Vorteil: Unterstützen die Funktion des Magendarm-Traktes

In der Praxis verwenden Sportler bei kürzeren Ausdauerbelastungen hauptsächlich Getränke und Gels, während bei längeren Belastungen (Rad Marathon, Ironman etc.) der Anteil der Festnahrung immer mehr an Bedeutung gewinnt.

Fazit:
Bei Wettkampfbelastungen ab 90min ist eine optimale Kohlenhydratzufuhr entscheidend für die Leistungsfähigkeit. Dabei sollte aber schon vorher mit der Zufuhr begonnen werden. Für eine optimale Performance empfehlen wir Dosierungen von 60–80 g Kohlenhydrate pro Stunde. Achte auf eine regelmässige Energiezufuhr und richte dich auch nach deinem Durstempfinden. Sportdrinks, Gels und Energieriegel sind bewährte Kohlenhydratquellen, welche je nach Dauer, Intensität und persönlichen Präferenzen häufig in Kombination eingesetzt werden. Je höher die Intensität und je länger die Aktivität, desto entscheidender ist deren Magenverträglichkeit. Die beabsichtigte Wettkampfverpflegung und KH Aufnahme sollte vorgängig im Training unbedingt gezielt getestet und wo möglich weiter optimiert werden.
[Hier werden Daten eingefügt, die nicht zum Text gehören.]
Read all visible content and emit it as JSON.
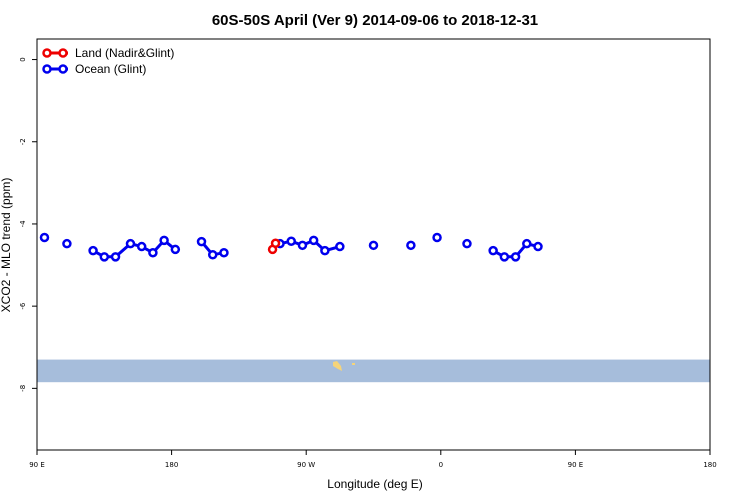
{
  "chart_data": {
    "type": "line",
    "title": "60S-50S April (Ver 9)   2014-09-06 to 2018-12-31",
    "xlabel": "Longitude (deg E)",
    "ylabel": "XCO2 - MLO trend (ppm)",
    "xlim": [
      90,
      450
    ],
    "ylim": [
      -9.5,
      0.5
    ],
    "x_ticks": [
      {
        "value": 90,
        "label": "90 E"
      },
      {
        "value": 180,
        "label": "180"
      },
      {
        "value": 270,
        "label": "90 W"
      },
      {
        "value": 360,
        "label": "0"
      },
      {
        "value": 450,
        "label": "90 E"
      },
      {
        "value": 540,
        "label": "180"
      }
    ],
    "y_ticks": [
      0,
      -2,
      -4,
      -6,
      -8
    ],
    "grid": false,
    "legend_position": "top-left",
    "series": [
      {
        "name": "Land (Nadir&Glint)",
        "color": "#ee0000",
        "segments": [
          [
            [
              247.5,
              -4.62
            ],
            [
              249.5,
              -4.47
            ]
          ]
        ]
      },
      {
        "name": "Ocean (Glint)",
        "color": "#0000ee",
        "segments": [
          [
            [
              95,
              -4.33
            ]
          ],
          [
            [
              110,
              -4.48
            ]
          ],
          [
            [
              127.5,
              -4.65
            ],
            [
              135,
              -4.8
            ],
            [
              142.5,
              -4.8
            ],
            [
              152.5,
              -4.48
            ],
            [
              160,
              -4.55
            ],
            [
              167.5,
              -4.7
            ],
            [
              175,
              -4.4
            ],
            [
              182.5,
              -4.62
            ]
          ],
          [
            [
              200,
              -4.43
            ],
            [
              207.5,
              -4.75
            ],
            [
              215,
              -4.7
            ]
          ],
          [
            [
              252.5,
              -4.48
            ],
            [
              260,
              -4.42
            ],
            [
              267.5,
              -4.52
            ],
            [
              275,
              -4.4
            ],
            [
              282.5,
              -4.65
            ],
            [
              292.5,
              -4.55
            ]
          ],
          [
            [
              315,
              -4.52
            ]
          ],
          [
            [
              340,
              -4.52
            ]
          ],
          [
            [
              357.5,
              -4.33
            ]
          ],
          [
            [
              377.5,
              -4.48
            ]
          ],
          [
            [
              395,
              -4.65
            ],
            [
              402.5,
              -4.8
            ],
            [
              410,
              -4.8
            ],
            [
              417.5,
              -4.48
            ],
            [
              425,
              -4.55
            ]
          ]
        ]
      }
    ],
    "map_band": {
      "y_range": [
        -7.3,
        -7.85
      ],
      "color": "#a6bddb",
      "land_color": "#f5d47a"
    }
  }
}
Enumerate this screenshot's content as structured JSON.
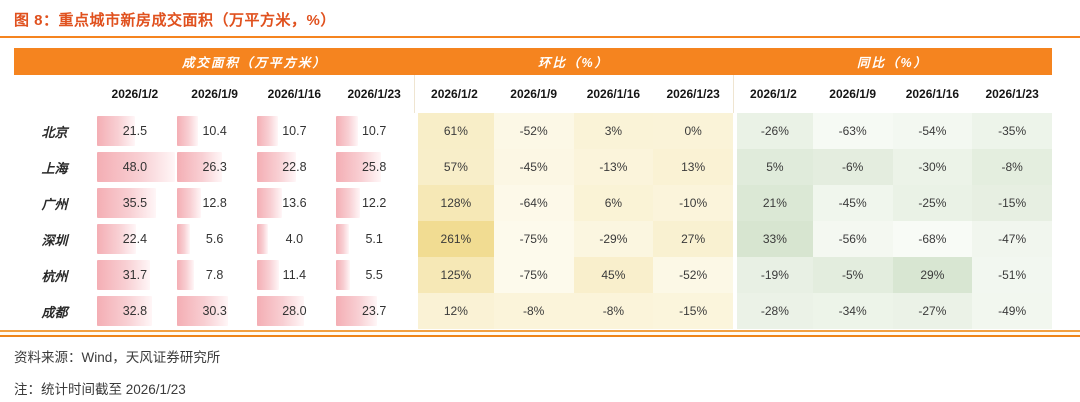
{
  "header": {
    "title": "图 8：重点城市新房成交面积（万平方米，%）"
  },
  "chart_data": {
    "type": "table",
    "title": "图 8：重点城市新房成交面积（万平方米，%）",
    "column_groups": [
      "成交面积（万平方米）",
      "环比（%）",
      "同比（%）"
    ],
    "dates": [
      "2026/1/2",
      "2026/1/9",
      "2026/1/16",
      "2026/1/23"
    ],
    "rows": [
      {
        "city": "北京",
        "area": [
          21.5,
          10.4,
          10.7,
          10.7
        ],
        "mom": [
          61,
          -52,
          3,
          0
        ],
        "yoy": [
          -26,
          -63,
          -54,
          -35
        ]
      },
      {
        "city": "上海",
        "area": [
          48.0,
          26.3,
          22.8,
          25.8
        ],
        "mom": [
          57,
          -45,
          -13,
          13
        ],
        "yoy": [
          5,
          -6,
          -30,
          -8
        ]
      },
      {
        "city": "广州",
        "area": [
          35.5,
          12.8,
          13.6,
          12.2
        ],
        "mom": [
          128,
          -64,
          6,
          -10
        ],
        "yoy": [
          21,
          -45,
          -25,
          -15
        ]
      },
      {
        "city": "深圳",
        "area": [
          22.4,
          5.6,
          4.0,
          5.1
        ],
        "mom": [
          261,
          -75,
          -29,
          27
        ],
        "yoy": [
          33,
          -56,
          -68,
          -47
        ]
      },
      {
        "city": "杭州",
        "area": [
          31.7,
          7.8,
          11.4,
          5.5
        ],
        "mom": [
          125,
          -75,
          45,
          -52
        ],
        "yoy": [
          -19,
          -5,
          29,
          -51
        ]
      },
      {
        "city": "成都",
        "area": [
          32.8,
          30.3,
          28.0,
          23.7
        ],
        "mom": [
          12,
          -8,
          -8,
          -15
        ],
        "yoy": [
          -28,
          -34,
          -27,
          -49
        ]
      }
    ],
    "bar_scale": {
      "min": 4.0,
      "max": 48.0
    },
    "heat_scales": {
      "mom": {
        "min": -75,
        "max": 261,
        "from": "#FDFAEC",
        "to": "#F1DC92"
      },
      "yoy": {
        "min": -68,
        "max": 33,
        "from": "#F8FBF6",
        "to": "#D7E5D0"
      }
    }
  },
  "colors": {
    "accent_orange": "#F5841F",
    "title_red": "#E0511E",
    "bar_pink_start": "#F4AEB4",
    "bar_pink_mid": "#F8CFD3",
    "bar_pink_end": "#FFF6F7"
  },
  "footer": {
    "source": "资料来源：Wind，天风证券研究所",
    "note": "注：统计时间截至 2026/1/23"
  }
}
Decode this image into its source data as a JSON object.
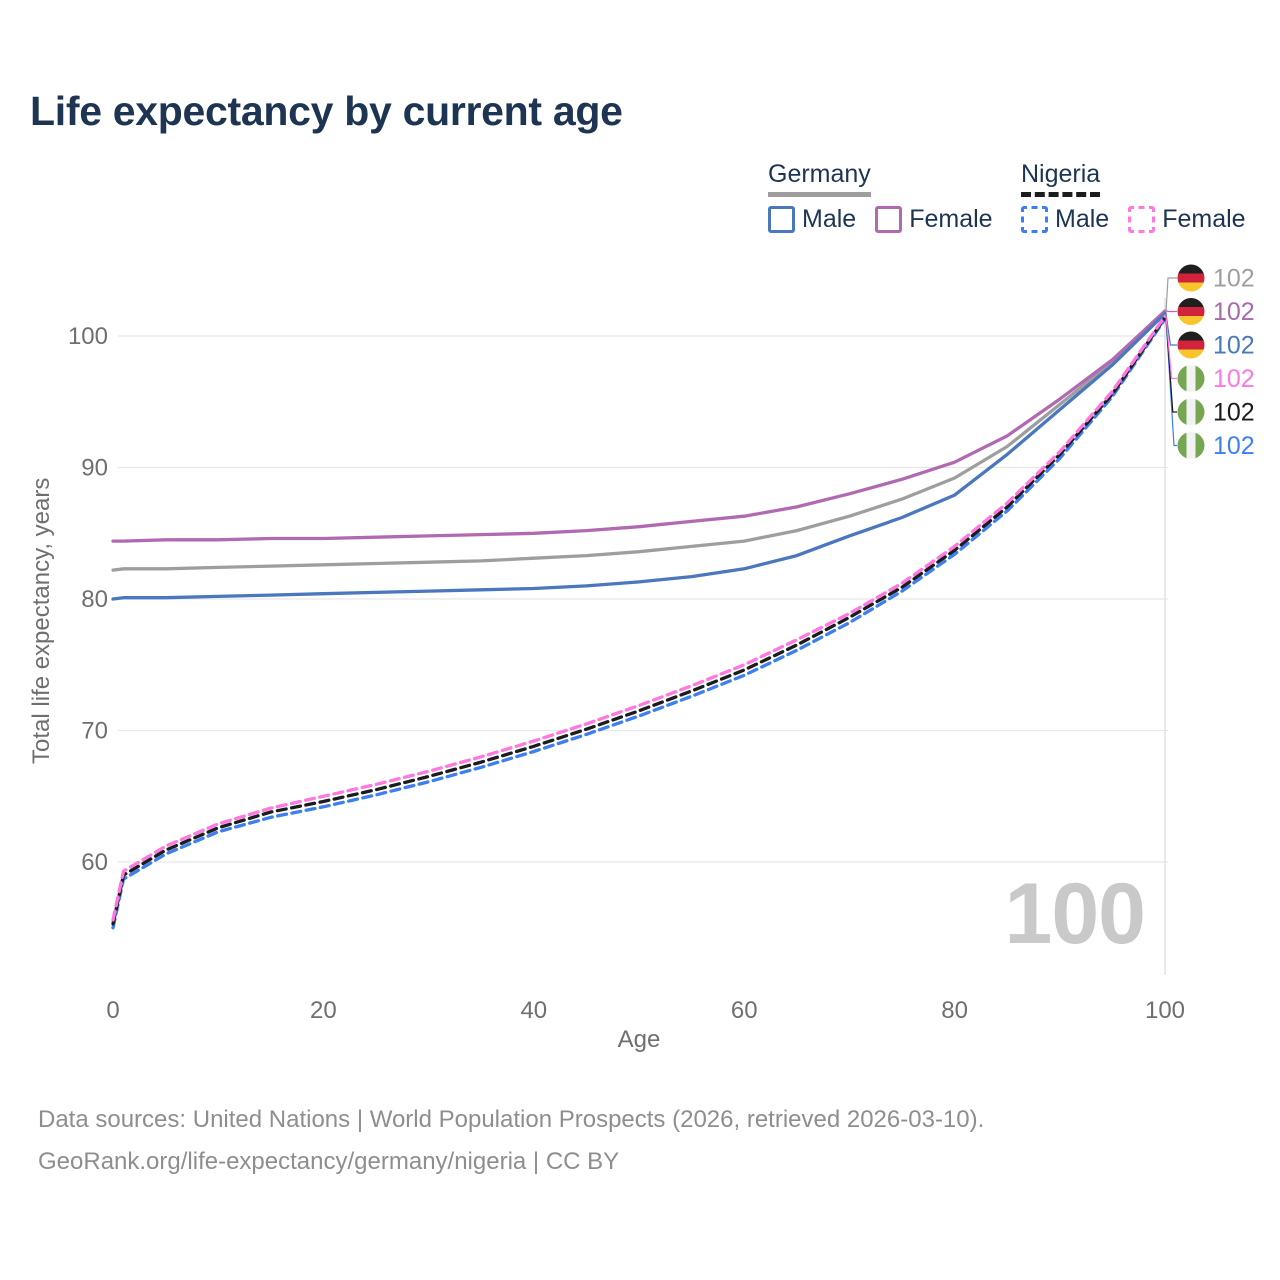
{
  "title": "Life expectancy by current age",
  "legend": {
    "groups": [
      {
        "id": "germany",
        "label": "Germany",
        "line_color": "#9e9e9e",
        "line_style": "solid",
        "items": [
          {
            "label": "Male",
            "color": "#4a77bd",
            "style": "solid"
          },
          {
            "label": "Female",
            "color": "#b16ab1",
            "style": "solid"
          }
        ]
      },
      {
        "id": "nigeria",
        "label": "Nigeria",
        "line_color": "#1c1c1c",
        "line_style": "dashed",
        "items": [
          {
            "label": "Male",
            "color": "#3d7ff2",
            "style": "dashed"
          },
          {
            "label": "Female",
            "color": "#ff78e0",
            "style": "dashed"
          }
        ]
      }
    ]
  },
  "chart_data": {
    "type": "line",
    "title": "Life expectancy by current age",
    "xlabel": "Age",
    "ylabel": "Total life expectancy, years",
    "x_ticks": [
      0,
      20,
      40,
      60,
      80,
      100
    ],
    "y_ticks": [
      60,
      70,
      80,
      90,
      100
    ],
    "xlim": [
      0,
      100
    ],
    "ylim": [
      54,
      104
    ],
    "grid": "horizontal",
    "legend_position": "top-right",
    "age_indicator": {
      "age": 100,
      "label": "100"
    },
    "ages": [
      0,
      1,
      5,
      10,
      15,
      20,
      25,
      30,
      35,
      40,
      45,
      50,
      55,
      60,
      65,
      70,
      75,
      80,
      85,
      90,
      95,
      100
    ],
    "series": [
      {
        "name": "Germany — Both sexes",
        "country": "germany",
        "sex": "both",
        "color": "#9e9e9e",
        "dash": "solid",
        "end_label": "102",
        "row": 0,
        "values": [
          82.2,
          82.3,
          82.3,
          82.4,
          82.5,
          82.6,
          82.7,
          82.8,
          82.9,
          83.1,
          83.3,
          83.6,
          84.0,
          84.4,
          85.2,
          86.3,
          87.6,
          89.2,
          91.6,
          94.8,
          98.0,
          101.8
        ]
      },
      {
        "name": "Germany — Female",
        "country": "germany",
        "sex": "female",
        "color": "#b16ab1",
        "dash": "solid",
        "end_label": "102",
        "row": 1,
        "values": [
          84.4,
          84.4,
          84.5,
          84.5,
          84.6,
          84.6,
          84.7,
          84.8,
          84.9,
          85.0,
          85.2,
          85.5,
          85.9,
          86.3,
          87.0,
          88.0,
          89.1,
          90.4,
          92.4,
          95.2,
          98.2,
          101.9
        ]
      },
      {
        "name": "Germany — Male",
        "country": "germany",
        "sex": "male",
        "color": "#4a77bd",
        "dash": "solid",
        "end_label": "102",
        "row": 2,
        "values": [
          80.0,
          80.1,
          80.1,
          80.2,
          80.3,
          80.4,
          80.5,
          80.6,
          80.7,
          80.8,
          81.0,
          81.3,
          81.7,
          82.3,
          83.3,
          84.8,
          86.2,
          87.9,
          91.0,
          94.4,
          97.8,
          101.7
        ]
      },
      {
        "name": "Nigeria — Male",
        "country": "nigeria",
        "sex": "male",
        "color": "#3d7ff2",
        "dash": "dashed",
        "end_label": "102",
        "row": 5,
        "values": [
          55.0,
          58.7,
          60.6,
          62.3,
          63.4,
          64.2,
          65.1,
          66.1,
          67.2,
          68.4,
          69.7,
          71.1,
          72.6,
          74.2,
          76.1,
          78.2,
          80.6,
          83.4,
          86.7,
          90.7,
          95.4,
          101.3
        ]
      },
      {
        "name": "Nigeria — Both sexes",
        "country": "nigeria",
        "sex": "both",
        "color": "#1c1c1c",
        "dash": "dashed",
        "end_label": "102",
        "row": 4,
        "values": [
          55.3,
          59.0,
          60.9,
          62.6,
          63.8,
          64.6,
          65.5,
          66.5,
          67.6,
          68.8,
          70.1,
          71.5,
          73.0,
          74.6,
          76.5,
          78.6,
          80.9,
          83.7,
          87.0,
          91.0,
          95.6,
          101.4
        ]
      },
      {
        "name": "Nigeria — Female",
        "country": "nigeria",
        "sex": "female",
        "color": "#ff78e0",
        "dash": "dashed",
        "end_label": "102",
        "row": 3,
        "values": [
          55.6,
          59.3,
          61.2,
          62.9,
          64.1,
          65.0,
          65.9,
          66.9,
          68.0,
          69.2,
          70.5,
          71.9,
          73.4,
          75.0,
          76.9,
          78.9,
          81.2,
          84.0,
          87.3,
          91.2,
          95.8,
          101.5
        ]
      }
    ],
    "end_labels": [
      {
        "flag": "germany",
        "value": "102",
        "color": "#9e9e9e"
      },
      {
        "flag": "germany",
        "value": "102",
        "color": "#a86ba8"
      },
      {
        "flag": "germany",
        "value": "102",
        "color": "#4a77bd"
      },
      {
        "flag": "nigeria",
        "value": "102",
        "color": "#ff78e0"
      },
      {
        "flag": "nigeria",
        "value": "102",
        "color": "#1c1c1c"
      },
      {
        "flag": "nigeria",
        "value": "102",
        "color": "#3d7ff2"
      }
    ]
  },
  "flags": {
    "germany": {
      "type": "horizontal",
      "colors": [
        "#1f1f1f",
        "#d2233c",
        "#f8c52c"
      ]
    },
    "nigeria": {
      "type": "vertical",
      "colors": [
        "#77a653",
        "#f2f2f2",
        "#77a653"
      ]
    }
  },
  "footer": {
    "line1": "Data sources: United Nations | World Population Prospects (2026, retrieved 2026-03-10).",
    "line2": "GeoRank.org/life-expectancy/germany/nigeria | CC BY"
  }
}
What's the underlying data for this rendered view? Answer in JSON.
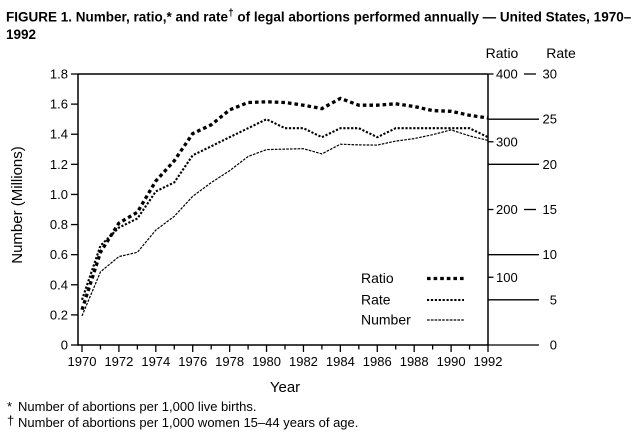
{
  "figure": {
    "title_pre": "FIGURE 1. Number, ratio,* and rate",
    "title_sup": "†",
    "title_post": " of legal abortions performed annually — United States, 1970–1992"
  },
  "axes_headers": {
    "ratio": "Ratio",
    "rate": "Rate"
  },
  "labels": {
    "y_left": "Number (Millions)",
    "x": "Year"
  },
  "footnotes": [
    {
      "marker": "*",
      "text": "Number of abortions per 1,000 live births."
    },
    {
      "marker": "†",
      "text": "Number of abortions per 1,000 women 15–44 years of age."
    }
  ],
  "colors": {
    "ink": "#000000",
    "background": "#ffffff"
  },
  "chart_data": {
    "type": "line",
    "title": "FIGURE 1. Number, ratio, and rate of legal abortions performed annually — United States, 1970–1992",
    "xlabel": "Year",
    "grid": false,
    "legend_position": "inside lower-right",
    "x": [
      1970,
      1971,
      1972,
      1973,
      1974,
      1975,
      1976,
      1977,
      1978,
      1979,
      1980,
      1981,
      1982,
      1983,
      1984,
      1985,
      1986,
      1987,
      1988,
      1989,
      1990,
      1991,
      1992
    ],
    "series": [
      {
        "name": "Ratio",
        "axis": "ratio",
        "style": "thick-dashed",
        "values": [
          52,
          137,
          180,
          196,
          242,
          272,
          312,
          325,
          347,
          358,
          359,
          358,
          354,
          349,
          364,
          354,
          354,
          356,
          352,
          346,
          345,
          339,
          335
        ]
      },
      {
        "name": "Rate",
        "axis": "rate",
        "style": "medium-dotted",
        "values": [
          5,
          11,
          13,
          14,
          17,
          18,
          21,
          22,
          23,
          24,
          25,
          24,
          24,
          23,
          24,
          24,
          23,
          24,
          24,
          24,
          24,
          24,
          23
        ]
      },
      {
        "name": "Number",
        "axis": "number",
        "style": "thin",
        "values": [
          0.193,
          0.486,
          0.587,
          0.616,
          0.763,
          0.855,
          0.988,
          1.079,
          1.158,
          1.252,
          1.298,
          1.301,
          1.304,
          1.269,
          1.334,
          1.329,
          1.328,
          1.354,
          1.371,
          1.397,
          1.429,
          1.389,
          1.359
        ]
      }
    ],
    "axes": {
      "number": {
        "label": "Number (Millions)",
        "min": 0,
        "max": 1.8,
        "ticks": [
          0,
          0.2,
          0.4,
          0.6,
          0.8,
          1.0,
          1.2,
          1.4,
          1.6,
          1.8
        ],
        "tick_labels": [
          "0",
          "0.2",
          "0.4",
          "0.6",
          "0.8",
          "1.0",
          "1.2",
          "1.4",
          "1.6",
          "1.8"
        ]
      },
      "ratio": {
        "label": "Ratio",
        "min": 0,
        "max": 400,
        "ticks": [
          100,
          200,
          300,
          400
        ],
        "tick_labels": [
          "100",
          "200",
          "300",
          "400"
        ]
      },
      "rate": {
        "label": "Rate",
        "min": 0,
        "max": 30,
        "ticks": [
          0,
          5,
          10,
          15,
          20,
          25,
          30
        ],
        "tick_labels": [
          "0",
          "5",
          "10",
          "15",
          "20",
          "25",
          "30"
        ]
      },
      "x": {
        "label": "Year",
        "min": 1970,
        "max": 1992,
        "label_step": 2,
        "tick_labels": [
          "1970",
          "1972",
          "1974",
          "1976",
          "1978",
          "1980",
          "1982",
          "1984",
          "1986",
          "1988",
          "1990",
          "1992"
        ]
      }
    }
  }
}
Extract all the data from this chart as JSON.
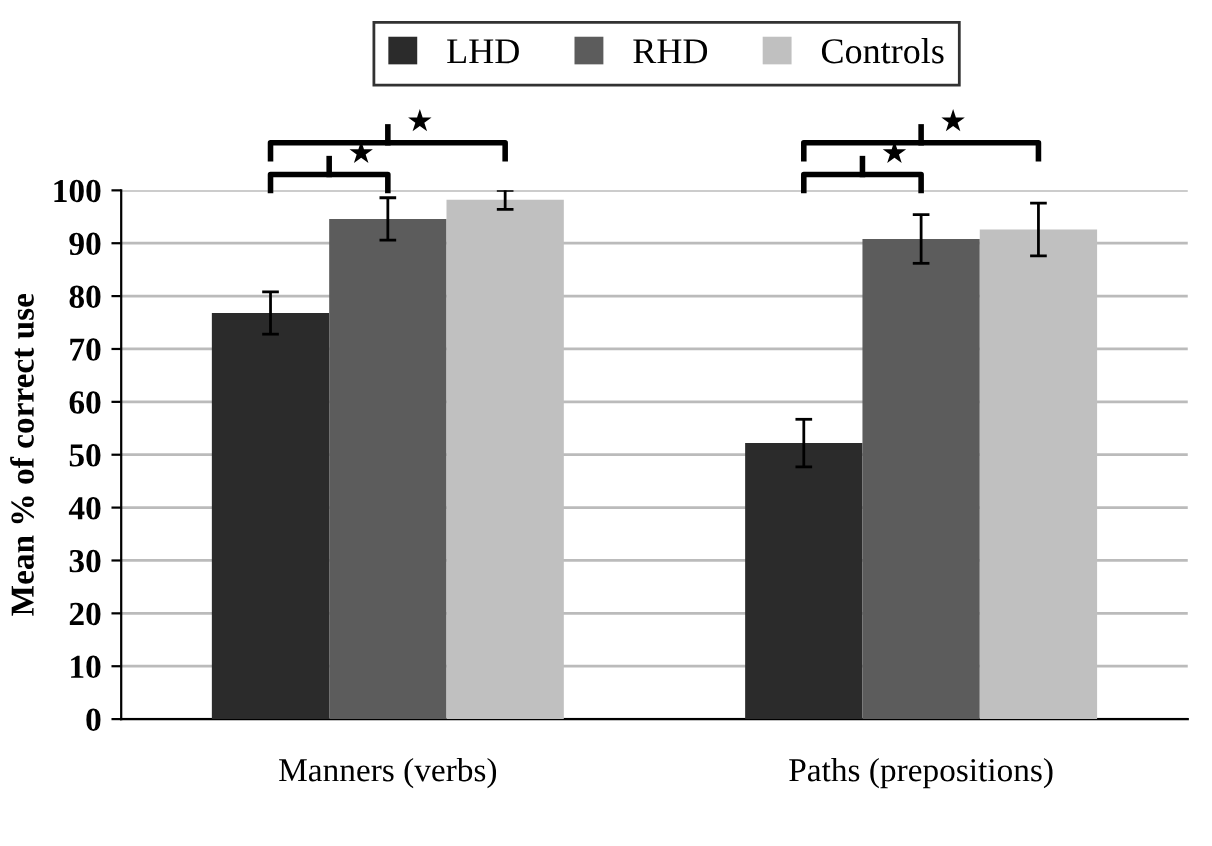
{
  "chart_data": {
    "type": "bar",
    "ylabel": "Mean % of correct use",
    "categories": [
      "Manners (verbs)",
      "Paths (prepositions)"
    ],
    "series": [
      {
        "name": "LHD",
        "color": "#2b2b2b",
        "values": [
          76.8,
          52.2
        ],
        "errors": [
          4,
          4.5
        ]
      },
      {
        "name": "RHD",
        "color": "#5c5c5c",
        "values": [
          94.6,
          90.8
        ],
        "errors": [
          4,
          4.6
        ]
      },
      {
        "name": "Controls",
        "color": "#c0c0c0",
        "values": [
          98.2,
          92.6
        ],
        "errors": [
          1.8,
          5
        ]
      }
    ],
    "ylim": [
      0,
      100
    ],
    "yticks": [
      0,
      10,
      20,
      30,
      40,
      50,
      60,
      70,
      80,
      90,
      100
    ],
    "grid": "y",
    "legend": "top",
    "annotations": [
      "★",
      "★",
      "★",
      "★"
    ]
  }
}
Lese dazu auch die unten in Verbindung stehenden Artikel, insbesondere ELEKTROLYTE und FLÜSSIGKEITSERSATZ. Wo immer die Kohlenhydratreserven mit der Dauer zu einer Limitierung der Leistungsfähigkeit führen, sollte auch der Fettstoffwechsel (Fettoxidation) gezielt trainiert werden.